Essa é a especialidade de Daniel Schwartz, da Universidade Stanford, o segundo a falar no painel da AAAS. Ele criou o seu próprio game, "Critter Corral", para estimular a prontidão matemática de crianças de 3 a 4 anos (o jogo pode ser baixado de graça pelo iTunes).

Schwartz retomou o tema da sessão "" "É claro que eles estão se divertindo, mas estão aprendendo alguma coisa?" "" para responder com um sonoro "não" à pergunta.

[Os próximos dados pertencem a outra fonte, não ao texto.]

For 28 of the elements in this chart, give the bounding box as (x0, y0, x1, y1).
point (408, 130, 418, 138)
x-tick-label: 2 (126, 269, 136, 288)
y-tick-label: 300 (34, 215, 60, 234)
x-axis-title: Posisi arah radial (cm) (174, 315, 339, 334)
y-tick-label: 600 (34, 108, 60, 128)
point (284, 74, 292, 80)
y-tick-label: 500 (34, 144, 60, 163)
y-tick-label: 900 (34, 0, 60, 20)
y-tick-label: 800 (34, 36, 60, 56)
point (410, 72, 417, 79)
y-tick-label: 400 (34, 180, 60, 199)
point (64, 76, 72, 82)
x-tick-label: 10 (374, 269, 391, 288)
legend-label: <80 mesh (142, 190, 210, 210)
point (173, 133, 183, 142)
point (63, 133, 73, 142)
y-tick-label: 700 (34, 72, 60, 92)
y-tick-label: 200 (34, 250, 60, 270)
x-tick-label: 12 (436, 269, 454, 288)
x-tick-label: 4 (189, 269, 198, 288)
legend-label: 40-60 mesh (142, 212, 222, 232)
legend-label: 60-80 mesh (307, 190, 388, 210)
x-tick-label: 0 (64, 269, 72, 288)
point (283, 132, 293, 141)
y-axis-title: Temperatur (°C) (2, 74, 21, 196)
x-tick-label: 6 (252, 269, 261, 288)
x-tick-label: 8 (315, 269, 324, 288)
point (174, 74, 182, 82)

Com isso ele quis dizer que o aprendizado obtido com jogos pouco tem a ver com explicações, a atividade central do ensino escolar. No fulcro dos games está uma experiência emocional, e não intelectual, diz o cientista.

"Mas os jogos não são inúteis para escolas. Boas experiências podem preparar as crianças para as explicações", diz Schwartz.

Isso ficou claro para ele após um experimento em que dois grupos jogaram por 15 horas os games "Call of Duty" (de combate em primeira pessoa) e "Civilization" (de estratégia). Em seguida, eles tiveram de realizar tarefas cognitivas relacionadas com a Segunda Guerra e com o desenvolvimento de nações.

A tarefa envolvia formular perguntas de entendimento sobre textos curtos a respeito desses dois temas. As questões propostas pelos participantes foram depois pontuadas por sua pertinência.

Os games não continham informação específica sobre os temas. No entanto, aqueles que jogaram "Call of Duty" se saíram melhor na tarefa sobre a Segunda Guerra. Quem jogou "Civilization" teve desempenho superior nas questões sobre nações.

Schwartz oferece algumas lições para quem quiser desenvolver games educacionais: eles são bons para estimular a percepção e o interesse em áreas de conhecimento, não para informar conteúdo, e só funcionam se criarem uma boa experiência. Portanto, a pior coisa que um designer de game pode fazer é enchê-lo de explicações.